SoFunction
Updated on 2024-11-20

pandas null data handling methods explained

This article introduces the pandas empty data processing methods explained, the text of the sample code through the introduction of a very detailed, for everyone to learn or work with certain reference learning value, you can refer to the following friends

Method 1: Direct deletion

1. View rows or columns whether there are spaces (the following df for the DataFrame type, axis = 0, on behalf of the columns, axis = 1 on behalf of the rows, the following return value are rows or columns of the index plus a Boolean value)

The isnull method

View rows: ().any(axis=1)

View columns: ().any(axis=0)

notnull method:

View rows: ().all(axis=1)

View columns: ().all(axis=0)

Example:

().any(axis=1) # Detect if there is a null value in the line
0 False
1 True
2 False
3 True
4 False
5 True
6 False
7 True
8 False
9 False
dtype: bool

Note: All of the above methods can be inverted to get the opposite result with ~.

2. In the premise of 1 using [], you can take out 1 in the screening out of the data of the specific data such as:

[().any(axis=1)]

To retrieve the indexes of these lines use the attribute index e.g.:[().any(axis=1)].index

After getting these indexes you can use the drop method to delete as:

Note: The axis value in the drop method is the opposite of the other methods, axis=0 for rows, =1 for columns.

(labels=drop_index, axis=0)

Summarized in 4 steps:

I. Use isnull or notnull filtering: ().any(axis=0)

II. Use loc to take out specific data: [().any(axis=1)]

Three: take out the index of this data: [().any(axis=1)].index

IV. Delete using drop: (labels=drop_index, axis=0)

Method 2: Fill in the null value

The steps are the same as the first few steps of Method 1

isnull()

notnull()

dropna(): filter missing data (() can choose whether to filter rows or columns (defaults to rows): 0 in axis means rows, 1 means columns)

fillna(): fills in missing data (you can choose to add the data yourself, or supplement it with data already in the table)

1. Use dropna (not commonly used): (axis=0)

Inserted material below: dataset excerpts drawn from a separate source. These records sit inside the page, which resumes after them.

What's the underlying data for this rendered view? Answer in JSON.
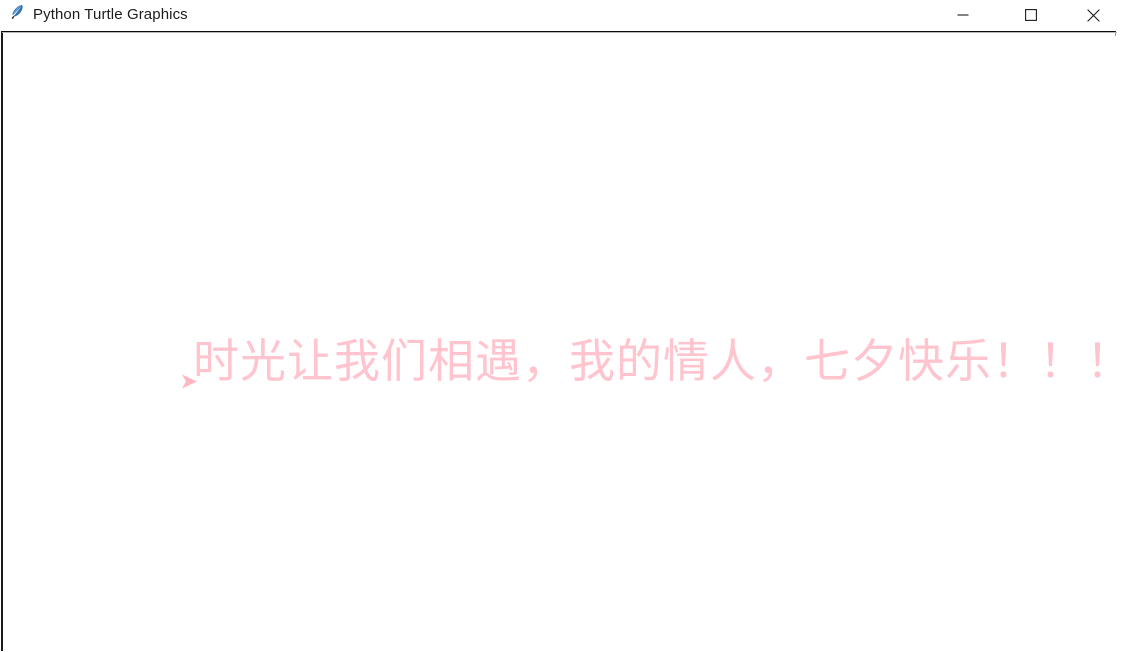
{
  "window": {
    "title": "Python Turtle Graphics",
    "icon": "python-feather-icon",
    "background_color": "#ffffff",
    "controls": [
      {
        "name": "minimize",
        "glyph": "—",
        "label": "Minimize"
      },
      {
        "name": "maximize",
        "glyph": "□",
        "label": "Maximize"
      },
      {
        "name": "close",
        "glyph": "✕",
        "label": "Close"
      }
    ]
  },
  "canvas": {
    "background_color": "#ffffff",
    "border_color": "#0b0b0b",
    "drawn_text": "时光让我们相遇，我的情人，七夕快乐！！！",
    "text_color": "#ffc4ce",
    "turtle": {
      "shape": "arrow-triangle",
      "color": "#ffb6c1",
      "heading_degrees": 0
    }
  }
}
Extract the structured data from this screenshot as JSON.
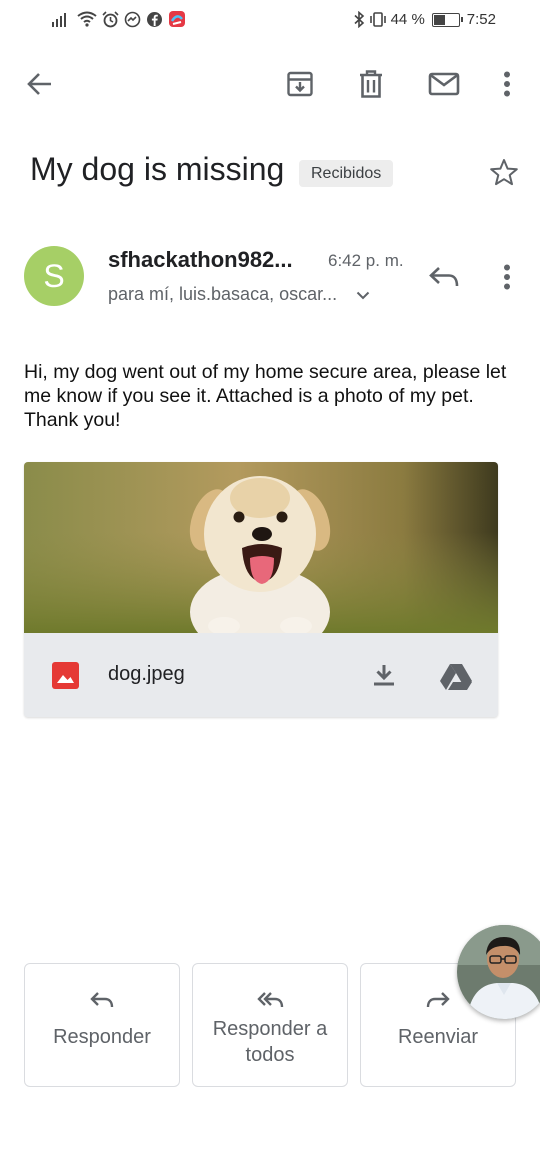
{
  "status_bar": {
    "battery_percent": "44 %",
    "time": "7:52",
    "battery_level": 0.44
  },
  "toolbar": {
    "icons": [
      "back-arrow-icon",
      "archive-icon",
      "delete-icon",
      "mark-unread-icon",
      "more-vert-icon"
    ]
  },
  "email": {
    "subject": "My dog is missing",
    "label": "Recibidos",
    "sender_initial": "S",
    "sender": "sfhackathon982...",
    "time": "6:42 p. m.",
    "recipients": "para mí, luis.basaca, oscar...",
    "body": "Hi, my dog went out of my home secure area, please let me know if you see it. Attached is a photo of my pet. Thank you!",
    "avatar_color": "#a6cf66"
  },
  "attachment": {
    "filename": "dog.jpeg",
    "file_icon_color": "#e53935"
  },
  "actions": {
    "reply": "Responder",
    "reply_all": "Responder a todos",
    "forward": "Reenviar"
  }
}
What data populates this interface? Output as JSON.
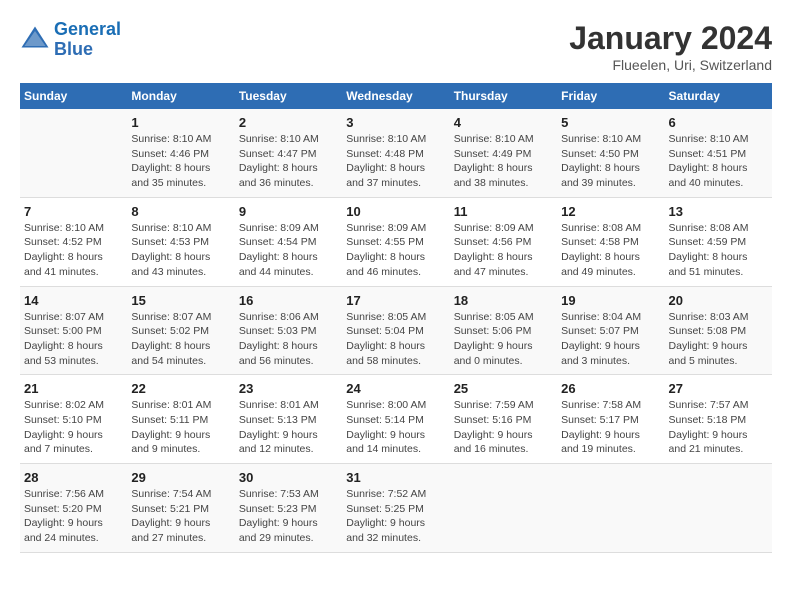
{
  "header": {
    "logo_line1": "General",
    "logo_line2": "Blue",
    "month": "January 2024",
    "location": "Flueelen, Uri, Switzerland"
  },
  "weekdays": [
    "Sunday",
    "Monday",
    "Tuesday",
    "Wednesday",
    "Thursday",
    "Friday",
    "Saturday"
  ],
  "weeks": [
    [
      {
        "day": "",
        "info": ""
      },
      {
        "day": "1",
        "info": "Sunrise: 8:10 AM\nSunset: 4:46 PM\nDaylight: 8 hours\nand 35 minutes."
      },
      {
        "day": "2",
        "info": "Sunrise: 8:10 AM\nSunset: 4:47 PM\nDaylight: 8 hours\nand 36 minutes."
      },
      {
        "day": "3",
        "info": "Sunrise: 8:10 AM\nSunset: 4:48 PM\nDaylight: 8 hours\nand 37 minutes."
      },
      {
        "day": "4",
        "info": "Sunrise: 8:10 AM\nSunset: 4:49 PM\nDaylight: 8 hours\nand 38 minutes."
      },
      {
        "day": "5",
        "info": "Sunrise: 8:10 AM\nSunset: 4:50 PM\nDaylight: 8 hours\nand 39 minutes."
      },
      {
        "day": "6",
        "info": "Sunrise: 8:10 AM\nSunset: 4:51 PM\nDaylight: 8 hours\nand 40 minutes."
      }
    ],
    [
      {
        "day": "7",
        "info": "Sunrise: 8:10 AM\nSunset: 4:52 PM\nDaylight: 8 hours\nand 41 minutes."
      },
      {
        "day": "8",
        "info": "Sunrise: 8:10 AM\nSunset: 4:53 PM\nDaylight: 8 hours\nand 43 minutes."
      },
      {
        "day": "9",
        "info": "Sunrise: 8:09 AM\nSunset: 4:54 PM\nDaylight: 8 hours\nand 44 minutes."
      },
      {
        "day": "10",
        "info": "Sunrise: 8:09 AM\nSunset: 4:55 PM\nDaylight: 8 hours\nand 46 minutes."
      },
      {
        "day": "11",
        "info": "Sunrise: 8:09 AM\nSunset: 4:56 PM\nDaylight: 8 hours\nand 47 minutes."
      },
      {
        "day": "12",
        "info": "Sunrise: 8:08 AM\nSunset: 4:58 PM\nDaylight: 8 hours\nand 49 minutes."
      },
      {
        "day": "13",
        "info": "Sunrise: 8:08 AM\nSunset: 4:59 PM\nDaylight: 8 hours\nand 51 minutes."
      }
    ],
    [
      {
        "day": "14",
        "info": "Sunrise: 8:07 AM\nSunset: 5:00 PM\nDaylight: 8 hours\nand 53 minutes."
      },
      {
        "day": "15",
        "info": "Sunrise: 8:07 AM\nSunset: 5:02 PM\nDaylight: 8 hours\nand 54 minutes."
      },
      {
        "day": "16",
        "info": "Sunrise: 8:06 AM\nSunset: 5:03 PM\nDaylight: 8 hours\nand 56 minutes."
      },
      {
        "day": "17",
        "info": "Sunrise: 8:05 AM\nSunset: 5:04 PM\nDaylight: 8 hours\nand 58 minutes."
      },
      {
        "day": "18",
        "info": "Sunrise: 8:05 AM\nSunset: 5:06 PM\nDaylight: 9 hours\nand 0 minutes."
      },
      {
        "day": "19",
        "info": "Sunrise: 8:04 AM\nSunset: 5:07 PM\nDaylight: 9 hours\nand 3 minutes."
      },
      {
        "day": "20",
        "info": "Sunrise: 8:03 AM\nSunset: 5:08 PM\nDaylight: 9 hours\nand 5 minutes."
      }
    ],
    [
      {
        "day": "21",
        "info": "Sunrise: 8:02 AM\nSunset: 5:10 PM\nDaylight: 9 hours\nand 7 minutes."
      },
      {
        "day": "22",
        "info": "Sunrise: 8:01 AM\nSunset: 5:11 PM\nDaylight: 9 hours\nand 9 minutes."
      },
      {
        "day": "23",
        "info": "Sunrise: 8:01 AM\nSunset: 5:13 PM\nDaylight: 9 hours\nand 12 minutes."
      },
      {
        "day": "24",
        "info": "Sunrise: 8:00 AM\nSunset: 5:14 PM\nDaylight: 9 hours\nand 14 minutes."
      },
      {
        "day": "25",
        "info": "Sunrise: 7:59 AM\nSunset: 5:16 PM\nDaylight: 9 hours\nand 16 minutes."
      },
      {
        "day": "26",
        "info": "Sunrise: 7:58 AM\nSunset: 5:17 PM\nDaylight: 9 hours\nand 19 minutes."
      },
      {
        "day": "27",
        "info": "Sunrise: 7:57 AM\nSunset: 5:18 PM\nDaylight: 9 hours\nand 21 minutes."
      }
    ],
    [
      {
        "day": "28",
        "info": "Sunrise: 7:56 AM\nSunset: 5:20 PM\nDaylight: 9 hours\nand 24 minutes."
      },
      {
        "day": "29",
        "info": "Sunrise: 7:54 AM\nSunset: 5:21 PM\nDaylight: 9 hours\nand 27 minutes."
      },
      {
        "day": "30",
        "info": "Sunrise: 7:53 AM\nSunset: 5:23 PM\nDaylight: 9 hours\nand 29 minutes."
      },
      {
        "day": "31",
        "info": "Sunrise: 7:52 AM\nSunset: 5:25 PM\nDaylight: 9 hours\nand 32 minutes."
      },
      {
        "day": "",
        "info": ""
      },
      {
        "day": "",
        "info": ""
      },
      {
        "day": "",
        "info": ""
      }
    ]
  ]
}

2. Use fillna (commonly used):

I. (value=666) assigns a value of 666 to all controls

II. (method='fill', axis=0) # axis=0 means fill in the vertical direction (axis value: 0 is vertical, 1 is horizontal), use the value above to fill the null value, the combination is, use the value above the vertical direction to fill the value at the current position

III. (method='bfill', axis=1) # axis=1 means fill horizontally (axis value 0 vertical 1 is horizontal), bfill means use the value behind to fill the null value, the combination is, use the value to the right of the horizontal direction to fill the value of the current position

To summarize: ffill (front) and bfill (back) determine front or back, axis determines vertical or horizontal

This is the whole content of this article.